Flat feet are also referred to as a fallen or collapsed arch. Flat feet are what we call a foot whose entire arch comes in contact with the ground.Pediatric flat feet are when this is seen in children. The collapse of the arch can either be partial or total, and will not always come with a noticeable set of symptoms. Childrens’ joints and bones are much more flexible than those of adults and because of this pediatric flat feet can be seen frequently in children under 6. This flexibility of the joints is also why children tend to suffer less from the side effects of this condition than adults do.

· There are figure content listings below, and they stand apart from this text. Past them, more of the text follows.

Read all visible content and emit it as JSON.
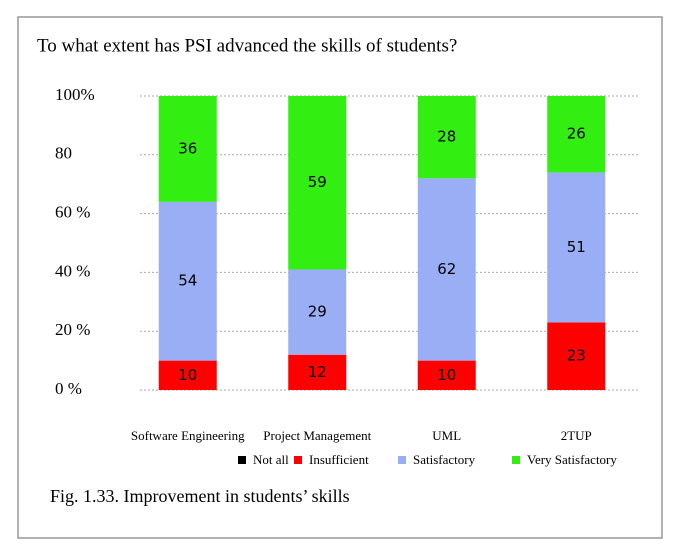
{
  "chart_data": {
    "type": "stacked_bar",
    "title": "To what extent has PSI advanced the skills of students?",
    "caption": "Fig. 1.33. Improvement in students’ skills",
    "categories": [
      "Software Engineering",
      "Project Management",
      "UML",
      "2TUP"
    ],
    "series": [
      {
        "name": "Not all",
        "color": "#000000",
        "values": [
          0,
          0,
          0,
          0
        ]
      },
      {
        "name": "Insufficient",
        "color": "#ff0000",
        "values": [
          10,
          12,
          10,
          23
        ]
      },
      {
        "name": "Satisfactory",
        "color": "#9aaef5",
        "values": [
          54,
          29,
          62,
          51
        ]
      },
      {
        "name": "Very Satisfactory",
        "color": "#33ee11",
        "values": [
          36,
          59,
          28,
          26
        ]
      }
    ],
    "ylim": [
      0,
      100
    ],
    "yticks": [
      {
        "value": 0,
        "label": "0 %"
      },
      {
        "value": 20,
        "label": "20 %"
      },
      {
        "value": 40,
        "label": "40 %"
      },
      {
        "value": 60,
        "label": "60 %"
      },
      80,
      {
        "value": 100,
        "label": "100%"
      }
    ],
    "grid": true
  }
}
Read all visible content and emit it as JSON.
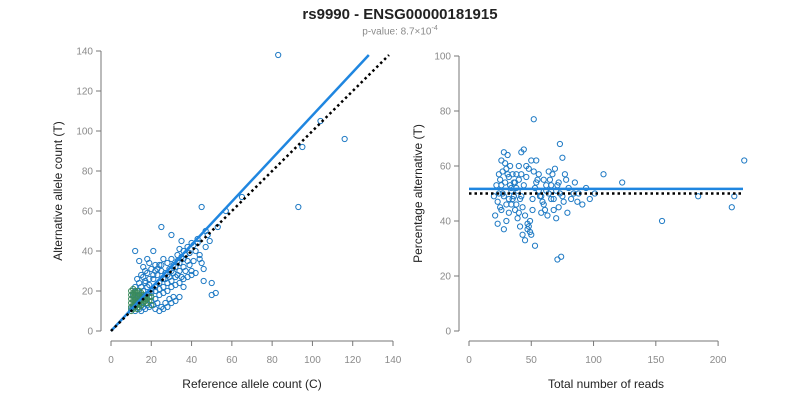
{
  "title": "rs9990 - ENSG00000181915",
  "subtitle": {
    "prefix": "p-value: 8.7×10",
    "exponent": "-4"
  },
  "colors": {
    "points_blue": "#1f7ac4",
    "points_green": "#3a8a5c",
    "fit_line": "#1f86e0",
    "reference_line": "#000000"
  },
  "chart_data": [
    {
      "type": "scatter",
      "xlabel": "Reference allele count (C)",
      "ylabel": "Alternative allele count (T)",
      "xlim": [
        0,
        140
      ],
      "ylim": [
        0,
        140
      ],
      "xticks": [
        0,
        20,
        40,
        60,
        80,
        100,
        120,
        140
      ],
      "yticks": [
        0,
        20,
        40,
        60,
        80,
        100,
        120,
        140
      ],
      "grid": false,
      "fit_line": {
        "x": [
          0,
          128
        ],
        "y": [
          0,
          138
        ]
      },
      "reference_line": {
        "x": [
          0,
          138
        ],
        "y": [
          0,
          138
        ],
        "style": "dotted"
      },
      "points": [
        [
          83,
          138
        ],
        [
          104,
          105
        ],
        [
          95,
          92
        ],
        [
          116,
          96
        ],
        [
          93,
          62
        ],
        [
          65,
          67
        ],
        [
          57,
          60
        ],
        [
          52,
          19
        ],
        [
          50,
          18
        ],
        [
          45,
          62
        ],
        [
          47,
          50
        ],
        [
          48,
          48
        ],
        [
          43,
          46
        ],
        [
          40,
          44
        ],
        [
          38,
          42
        ],
        [
          36,
          40
        ],
        [
          34,
          41
        ],
        [
          33,
          38
        ],
        [
          30,
          36
        ],
        [
          28,
          34
        ],
        [
          26,
          36
        ],
        [
          24,
          33
        ],
        [
          22,
          30
        ],
        [
          21,
          40
        ],
        [
          25,
          52
        ],
        [
          30,
          48
        ],
        [
          35,
          45
        ],
        [
          42,
          40
        ],
        [
          44,
          38
        ],
        [
          45,
          34
        ],
        [
          46,
          31
        ],
        [
          40,
          30
        ],
        [
          38,
          35
        ],
        [
          36,
          32
        ],
        [
          34,
          30
        ],
        [
          32,
          27
        ],
        [
          30,
          25
        ],
        [
          28,
          24
        ],
        [
          26,
          22
        ],
        [
          24,
          21
        ],
        [
          22,
          20
        ],
        [
          20,
          19
        ],
        [
          18,
          18
        ],
        [
          16,
          17
        ],
        [
          15,
          16
        ],
        [
          14,
          15
        ],
        [
          13,
          14
        ],
        [
          12,
          13
        ],
        [
          11,
          12
        ],
        [
          10,
          11
        ],
        [
          12,
          40
        ],
        [
          14,
          35
        ],
        [
          16,
          32
        ],
        [
          18,
          29
        ],
        [
          17,
          25
        ],
        [
          19,
          23
        ],
        [
          21,
          26
        ],
        [
          23,
          28
        ],
        [
          25,
          30
        ],
        [
          27,
          29
        ],
        [
          29,
          31
        ],
        [
          31,
          33
        ],
        [
          33,
          35
        ],
        [
          35,
          37
        ],
        [
          37,
          38
        ],
        [
          39,
          39
        ],
        [
          41,
          43
        ],
        [
          43,
          44
        ],
        [
          20,
          15
        ],
        [
          22,
          16
        ],
        [
          24,
          18
        ],
        [
          26,
          19
        ],
        [
          28,
          20
        ],
        [
          30,
          22
        ],
        [
          32,
          23
        ],
        [
          34,
          24
        ],
        [
          36,
          26
        ],
        [
          38,
          27
        ],
        [
          40,
          28
        ],
        [
          42,
          29
        ],
        [
          25,
          12
        ],
        [
          27,
          14
        ],
        [
          29,
          16
        ],
        [
          31,
          17
        ],
        [
          15,
          10
        ],
        [
          17,
          11
        ],
        [
          19,
          12
        ],
        [
          21,
          13
        ],
        [
          23,
          14
        ],
        [
          13,
          20
        ],
        [
          15,
          22
        ],
        [
          17,
          24
        ],
        [
          19,
          26
        ],
        [
          21,
          28
        ],
        [
          23,
          31
        ],
        [
          25,
          33
        ],
        [
          27,
          26
        ],
        [
          29,
          27
        ],
        [
          31,
          29
        ],
        [
          33,
          28
        ],
        [
          35,
          27
        ],
        [
          37,
          30
        ],
        [
          39,
          33
        ],
        [
          41,
          35
        ],
        [
          44,
          36
        ],
        [
          47,
          42
        ],
        [
          49,
          45
        ],
        [
          53,
          52
        ],
        [
          50,
          24
        ],
        [
          46,
          25
        ],
        [
          36,
          22
        ],
        [
          34,
          17
        ],
        [
          32,
          15
        ],
        [
          30,
          14
        ],
        [
          28,
          12
        ],
        [
          26,
          11
        ],
        [
          24,
          10
        ],
        [
          22,
          11
        ],
        [
          18,
          13
        ],
        [
          16,
          12
        ],
        [
          14,
          11
        ],
        [
          12,
          10
        ],
        [
          20,
          31
        ],
        [
          22,
          33
        ],
        [
          18,
          36
        ],
        [
          16,
          27
        ],
        [
          14,
          24
        ],
        [
          12,
          22
        ],
        [
          11,
          18
        ],
        [
          13,
          26
        ],
        [
          15,
          28
        ],
        [
          17,
          30
        ],
        [
          19,
          34
        ],
        [
          24,
          24
        ],
        [
          26,
          26
        ],
        [
          28,
          28
        ],
        [
          30,
          30
        ],
        [
          32,
          32
        ],
        [
          34,
          34
        ],
        [
          36,
          36
        ],
        [
          20,
          20
        ],
        [
          22,
          22
        ],
        [
          18,
          22
        ],
        [
          16,
          20
        ],
        [
          14,
          18
        ],
        [
          12,
          16
        ]
      ],
      "green_points": [
        [
          10,
          10
        ],
        [
          10,
          12
        ],
        [
          10,
          14
        ],
        [
          10,
          16
        ],
        [
          10,
          18
        ],
        [
          10,
          20
        ],
        [
          11,
          11
        ],
        [
          11,
          13
        ],
        [
          11,
          15
        ],
        [
          11,
          17
        ],
        [
          11,
          19
        ],
        [
          11,
          21
        ],
        [
          12,
          12
        ],
        [
          12,
          14
        ],
        [
          12,
          18
        ],
        [
          12,
          20
        ],
        [
          13,
          11
        ],
        [
          13,
          13
        ],
        [
          13,
          15
        ],
        [
          13,
          17
        ],
        [
          13,
          19
        ],
        [
          14,
          12
        ],
        [
          14,
          14
        ],
        [
          14,
          16
        ],
        [
          14,
          20
        ],
        [
          15,
          13
        ],
        [
          15,
          15
        ],
        [
          15,
          17
        ],
        [
          15,
          19
        ],
        [
          16,
          14
        ],
        [
          16,
          16
        ],
        [
          16,
          18
        ],
        [
          17,
          15
        ],
        [
          17,
          17
        ],
        [
          18,
          16
        ],
        [
          18,
          14
        ],
        [
          19,
          15
        ],
        [
          19,
          17
        ],
        [
          20,
          17
        ],
        [
          20,
          13
        ]
      ]
    },
    {
      "type": "scatter",
      "xlabel": "Total number of reads",
      "ylabel": "Percentage alternative (T)",
      "xlim": [
        0,
        220
      ],
      "ylim": [
        0,
        100
      ],
      "xticks": [
        0,
        50,
        100,
        150,
        200
      ],
      "yticks": [
        0,
        20,
        40,
        60,
        80,
        100
      ],
      "grid": false,
      "fit_line": {
        "y": 51.7
      },
      "reference_line": {
        "y": 50,
        "style": "dotted"
      },
      "points": [
        [
          221,
          62
        ],
        [
          211,
          45
        ],
        [
          213,
          49
        ],
        [
          184,
          49
        ],
        [
          155,
          40
        ],
        [
          123,
          54
        ],
        [
          108,
          57
        ],
        [
          101,
          50
        ],
        [
          91,
          46
        ],
        [
          87,
          47
        ],
        [
          84,
          50
        ],
        [
          80,
          52
        ],
        [
          78,
          55
        ],
        [
          75,
          49
        ],
        [
          74,
          27
        ],
        [
          71,
          26
        ],
        [
          73,
          68
        ],
        [
          75,
          63
        ],
        [
          77,
          57
        ],
        [
          72,
          45
        ],
        [
          70,
          41
        ],
        [
          68,
          48
        ],
        [
          66,
          53
        ],
        [
          64,
          58
        ],
        [
          62,
          51
        ],
        [
          60,
          46
        ],
        [
          58,
          43
        ],
        [
          56,
          57
        ],
        [
          54,
          62
        ],
        [
          52,
          77
        ],
        [
          53,
          31
        ],
        [
          50,
          35
        ],
        [
          48,
          38
        ],
        [
          46,
          60
        ],
        [
          44,
          66
        ],
        [
          42,
          65
        ],
        [
          40,
          55
        ],
        [
          38,
          52
        ],
        [
          36,
          49
        ],
        [
          34,
          46
        ],
        [
          32,
          43
        ],
        [
          30,
          40
        ],
        [
          28,
          37
        ],
        [
          26,
          44
        ],
        [
          24,
          50
        ],
        [
          22,
          53
        ],
        [
          20,
          49
        ],
        [
          23,
          47
        ],
        [
          25,
          55
        ],
        [
          27,
          58
        ],
        [
          29,
          61
        ],
        [
          31,
          64
        ],
        [
          33,
          60
        ],
        [
          35,
          57
        ],
        [
          37,
          54
        ],
        [
          39,
          51
        ],
        [
          41,
          48
        ],
        [
          43,
          45
        ],
        [
          45,
          42
        ],
        [
          47,
          39
        ],
        [
          49,
          36
        ],
        [
          51,
          48
        ],
        [
          53,
          52
        ],
        [
          55,
          55
        ],
        [
          57,
          49
        ],
        [
          59,
          47
        ],
        [
          61,
          44
        ],
        [
          63,
          42
        ],
        [
          65,
          55
        ],
        [
          67,
          57
        ],
        [
          69,
          59
        ],
        [
          71,
          53
        ],
        [
          73,
          50
        ],
        [
          76,
          47
        ],
        [
          79,
          43
        ],
        [
          82,
          48
        ],
        [
          85,
          54
        ],
        [
          88,
          50
        ],
        [
          94,
          52
        ],
        [
          97,
          48
        ],
        [
          21,
          42
        ],
        [
          23,
          39
        ],
        [
          25,
          45
        ],
        [
          27,
          50
        ],
        [
          29,
          54
        ],
        [
          31,
          57
        ],
        [
          33,
          53
        ],
        [
          35,
          48
        ],
        [
          37,
          44
        ],
        [
          39,
          41
        ],
        [
          41,
          38
        ],
        [
          43,
          35
        ],
        [
          45,
          33
        ],
        [
          47,
          37
        ],
        [
          49,
          40
        ],
        [
          51,
          44
        ],
        [
          26,
          62
        ],
        [
          28,
          65
        ],
        [
          30,
          59
        ],
        [
          32,
          56
        ],
        [
          34,
          52
        ],
        [
          36,
          49
        ],
        [
          38,
          46
        ],
        [
          40,
          43
        ],
        [
          42,
          49
        ],
        [
          44,
          53
        ],
        [
          46,
          56
        ],
        [
          48,
          59
        ],
        [
          50,
          62
        ],
        [
          52,
          58
        ],
        [
          54,
          54
        ],
        [
          56,
          51
        ],
        [
          58,
          49
        ],
        [
          60,
          55
        ],
        [
          62,
          53
        ],
        [
          64,
          50
        ],
        [
          66,
          48
        ],
        [
          68,
          44
        ],
        [
          70,
          51
        ],
        [
          72,
          54
        ],
        [
          24,
          57
        ],
        [
          26,
          53
        ],
        [
          28,
          49
        ],
        [
          30,
          46
        ],
        [
          32,
          48
        ],
        [
          34,
          51
        ],
        [
          36,
          54
        ],
        [
          38,
          57
        ],
        [
          40,
          60
        ],
        [
          42,
          57
        ]
      ]
    }
  ]
}
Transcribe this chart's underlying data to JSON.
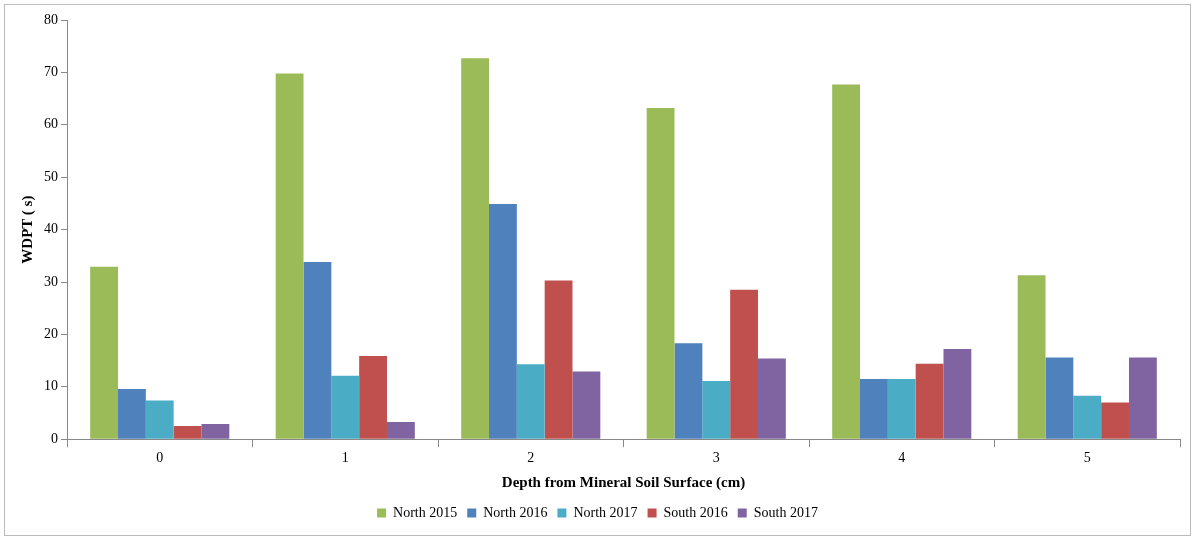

The foot actually contains three main arches, the medial and lateral longitudinal arches run front to back down the sides of the foot. The anterior transverse arch runs along the width of the foot just behind the base of the toes. These arches help with stability, weight bearing, shock absorption, and even act as a sort of spring to help propel us forward when we walk, jump or run. Needless to say if a child’s arches collapse and their feet flatten this could impose a great deal of stress on the joints of the lower body later in life, as well as limit some of their functional and athletic potential as they begin to explore their physicality.
Symptoms of Flat Feet
While the young and flexible bodies of children might be less likely to experience uncomfortable side effects from this condition, it is not impossible and it is not guaranteed that that things will remain painless just because they don’t notice any symptoms now. Some symptoms to look out for as a result of pediatric flat feet are:
- Pain or cramping in the foot
- Pain in the knees or ankles
- Clumsiness/awkwardness when running or walking
- A toes out or “duck footed stance
- Difficulty with, or a lack of interest in sports and physical activity
- Lack of foot mobility
- Pain or discomfort with footwear
Diagnosing Flat Feet
Diagnosing pediatric flat foot is a quick and painless process. Most doctors will be able to tell if your child is suffering from pediatric flat foot just by looking at their feet and watching them stand or walk. Occasionally they will perform a minor physical exam to determine how much mobility has been lost and how much discomfort is being experienced. None of this should harm or distress your child in any way. After the exam the doctor will discuss how severe your child’s flat feet are, as well as offer certain treatment options that could help restore the natural shape of their feet.
Treatment for Flat Feet
More often than not treatment for a condition like pediatric flat foot is non-invasive, meaning it requires no surgery or anesthesia to treat. There are a variety of treatment options that will be discussed, and the one that your doctor recommends will depend on the nature and severity of your child’s case. Some of the non-invasive treatment options that may be discussed are:
- Orthotics or inserts for your child’s shoes
- Physical therapy consisting of exercised, stretches, and gait/posture adjustments
- Change in footwear
- Antiinflammatories like ibuprofen to help with pain and swelling
Your doctor will likely have you work with these options for a scheduled amount of time before considering more extreme options like surgery. While surgery is unlikely to be necessary, it is occasionally required. The specifics of the procedure that will be chosen for your child will depend on how severe their flat feet are, how long they have been an issue, and what exactly is causing the problem. Your doctor will be able to explain all of this and more in greater detail if they do come to the conclusion that surgery is necessary.